The idea is to keep the implemented type when calling add or remove on CS01 and CS02. Secondly, I would like to define operations that may be executed on every classes compliant with trait CS. Then, I defined a trait called Exec(with two very simple examples of classes Exec01 and Exec02 mixin the Exec traits):

trait Exec {
  def exec[U <: CS[U]](x: U): U
}

class Exec01 extends Exec {
  def exec[U <: CS[U]](x: U): U = x.add
}

class Exec02 extends Exec {
  def exec[U <: CS[U]](x: U): U = x.remove
}

Once again, I need to keep the implemented type of the class that mixes the CS trait.
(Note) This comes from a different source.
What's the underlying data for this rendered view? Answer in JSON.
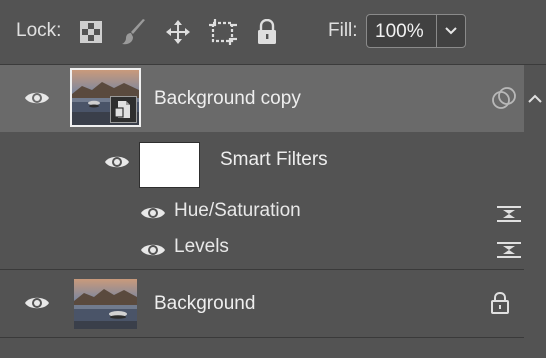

That is why exec is parametrized with [U <: CS[U]].

Finally, I want any CS enabling operations on it to mixin the trait Executable which makes it possible to execute an operation that follows trait Exec:

trait Executable[T <: CS[T]] {
  this: T =>
  def execute(e: Exec): T = e.exec(this)
}

However, I get the following error when I am trying to compile:

error: inferred type arguments [this.Executable[T] with T] do not conform to method exec's type parameter bounds [U <: this.CS[U]]
  def execute(e: Exec): T = e.exec(this)
                              ^

I don't quite understand because any classes that mix Executable must be of type T with the constraint of mixin the CS trait due to the bound in trait Executable[T <: CS[T]]. So, why this does not conform to the type parameter bound U <: CS[U] ?

Answer 1

Works if you specify the type parameter to exec explicitly:

def execute(e: Exec): T = e.exec[T](this)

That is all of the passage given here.